According to data compiled by Our World in Data and the World Bank, the literacy rate of the world's population from secondary school age onward was only 12 percent in 1820 - around one person in ten. In 1900, it still barely exceeded 20 percent. From the 1950s on, world literacy began to take off, hitting 42 percent in 1960 and 70 percent in 1983. Today, the global literacy rate stands at 87 percent, or almost nine out of ten people worldwide.
As our graphs show, strong regional inequalities remain, however. A 99 percent literacy rate has been reached in most developed countries, across Europe and the former CIS nations as well as in Argentina and Uruguay. But developing countries, especially emerging markets, have been catching up. In 2018, Brazilian literacy stood at 93 percent, compared with 97 percent in China and 74 percent in India.

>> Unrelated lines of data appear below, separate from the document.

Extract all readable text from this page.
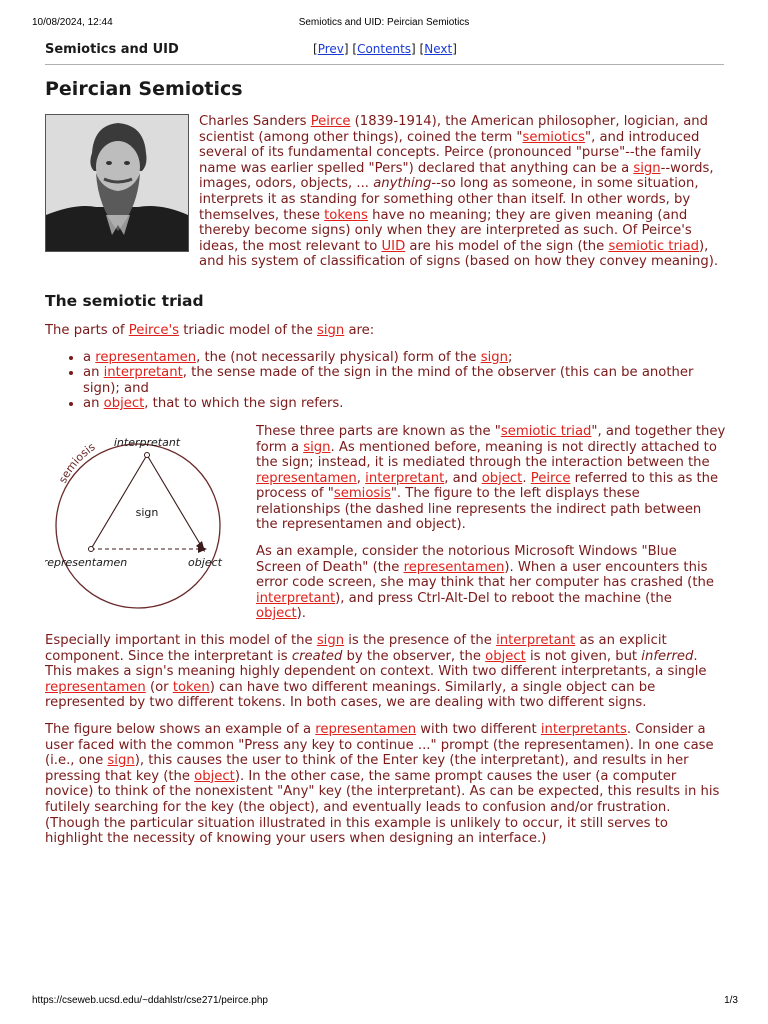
10/08/2024, 12:44	Semiotics and UID: Peircian Semiotics
Semiotics and UID	[Prev] [Contents] [Next]
Peircian Semiotics

Charles Sanders Peirce (1839-1914), the American philosopher, logician, and scientist (among other things), coined the term "semiotics", and introduced several of its fundamental concepts. Peirce (pronounced "purse"--the family name was earlier spelled "Pers") declared that anything can be a sign--words, images, odors, objects, ... anything--so long as someone, in some situation, interprets it as standing for something other than itself. In other words, by themselves, these tokens have no meaning; they are given meaning (and thereby become signs) only when they are interpreted as such. Of Peirce's ideas, the most relevant to UID are his model of the sign (the semiotic triad), and his system of classification of signs (based on how they convey meaning).

The semiotic triad

The parts of Peirce's triadic model of the sign are:

• a representamen, the (not necessarily physical) form of the sign;
• an interpretant, the sense made of the sign in the mind of the observer (this can be another sign); and
• an object, that to which the sign refers.
semiosis interpretant
sign
representamen	object

These three parts are known as the "semiotic triad", and together they form a sign. As mentioned before, meaning is not directly attached to the sign; instead, it is mediated through the interaction between the representamen, interpretant, and object. Peirce referred to this as the process of "semiosis". The figure to the left displays these relationships (the dashed line represents the indirect path between the representamen and object).

As an example, consider the notorious Microsoft Windows "Blue Screen of Death" (the representamen). When a user encounters this error code screen, she may think that her computer has crashed (the interpretant), and press Ctrl-Alt-Del to reboot the machine (the object).

Especially important in this model of the sign is the presence of the interpretant as an explicit component. Since the interpretant is created by the observer, the object is not given, but inferred. This makes a sign's meaning highly dependent on context. With two different interpretants, a single representamen (or token) can have two different meanings. Similarly, a single object can be represented by two different tokens. In both cases, we are dealing with two different signs.

The figure below shows an example of a representamen with two different interpretants. Consider a user faced with the common "Press any key to continue ..." prompt (the representamen). In one case (i.e., one sign), this causes the user to think of the Enter key (the interpretant), and results in her pressing that key (the object). In the other case, the same prompt causes the user (a computer novice) to think of the nonexistent "Any" key (the interpretant). As can be expected, this results in his futilely searching for the key (the object), and eventually leads to confusion and/or frustration. (Though the particular situation illustrated in this example is unlikely to occur, it still serves to highlight the necessity of knowing your users when designing an interface.)

https://cseweb.ucsd.edu/~ddahlstr/cse271/peirce.php	1/3
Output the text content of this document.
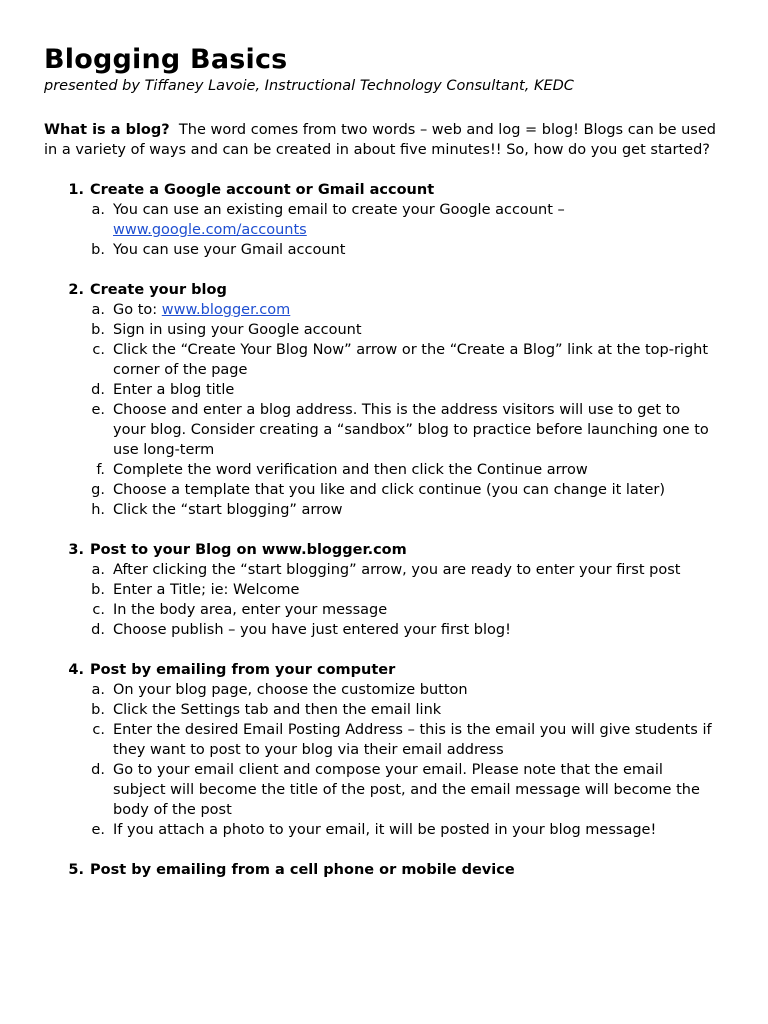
Blogging Basics

presented by Tiffaney Lavoie, Instructional Technology Consultant, KEDC

What is a blog? The word comes from two words – web and log = blog! Blogs can be used in a variety of ways and can be created in about five minutes!! So, how do you get started?

1. Create a Google account or Gmail account
a. You can use an existing email to create your Google account – www.google.com/accounts
b. You can use your Gmail account
2. Create your blog
a. Go to: www.blogger.com
b. Sign in using your Google account
c. Click the “Create Your Blog Now” arrow or the “Create a Blog” link at the top-right corner of the page
d. Enter a blog title
e. Choose and enter a blog address. This is the address visitors will use to get to your blog. Consider creating a “sandbox” blog to practice before launching one to use long-term
f. Complete the word verification and then click the Continue arrow
g. Choose a template that you like and click continue (you can change it later)
h. Click the “start blogging” arrow
3. Post to your Blog on www.blogger.com
a. After clicking the “start blogging” arrow, you are ready to enter your first post
b. Enter a Title; ie: Welcome
c. In the body area, enter your message
d. Choose publish – you have just entered your first blog!
4. Post by emailing from your computer
a. On your blog page, choose the customize button
b. Click the Settings tab and then the email link
c. Enter the desired Email Posting Address – this is the email you will give students if they want to post to your blog via their email address
d. Go to your email client and compose your email. Please note that the email subject will become the title of the post, and the email message will become the body of the post
e. If you attach a photo to your email, it will be posted in your blog message!
5. Post by emailing from a cell phone or mobile device
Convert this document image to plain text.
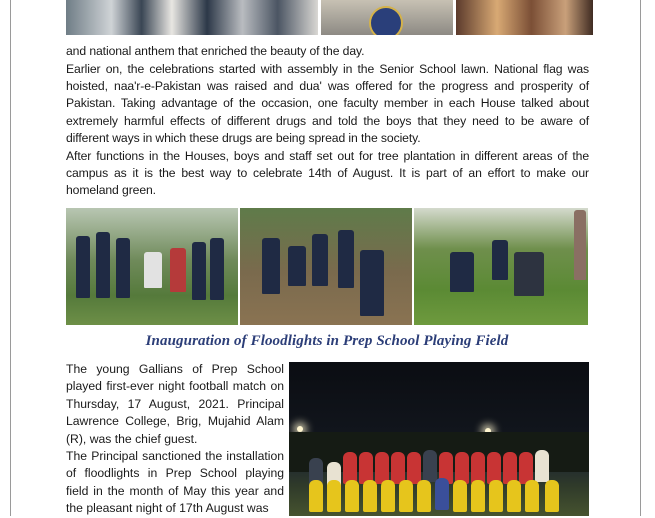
and national anthem that enriched the beauty of the day.

Earlier on, the celebrations started with assembly in the Senior School lawn. National flag was hoisted, naa'r-e-Pakistan was raised and dua' was offered for the progress and prosperity of Pakistan. Taking advantage of the occasion, one faculty member in each House talked about extremely harmful effects of different drugs and told the boys that they need to be aware of different ways in which these drugs are being spread in the society.

After functions in the Houses, boys and staff set out for tree plantation in different areas of the campus as it is the best way to celebrate 14th of August. It is part of an effort to make our homeland green.

Inauguration of Floodlights in Prep School Playing Field

The young Gallians of Prep School played first-ever night football match on Thursday, 17 August, 2021. Principal Lawrence College, Brig, Mujahid Alam (R), was the chief guest.

The Principal sanctioned the installation of floodlights in Prep School playing field in the month of May this year and the pleasant night of 17th August was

Overall, South Asia was still lagging behind somewhat, also at an overall literacy rate of 74 percent, comparable to that of the Arab World at 73 percent or the Middle East and North Africa at 80 percent. East Asia and the Pacific as well as Latin America and the Caribbean fared much better at literacy rates of 96 percent and 94 percent, respectively.
Countries in Sub-Saharan Africa still had the worst literacy rates in the world. In some places, literacy even fell recently due to conflicts disrupting school education. In Mali, an already low literacy rate of 35 percent in 2018 dropped to only 31 percent in 2020. This is one of the lowest rates in the world together with South Sudan (35 percent) and Afghanistan (37 percent), while data for Chad has not been available in some years. The overall literacy rate of Sub-Saharan Africa stood at 66 percent in 2020.
Especially in regions with low literacy, it is women who are left out of this elementary part of education first. While in 2020, 90 percent of the world’s men over the age of 15 could read, this was only the case for 87 percent of women. In Sub-Saharan Africa, the gap was even larger at 72 percent of males and only 59 percent of females.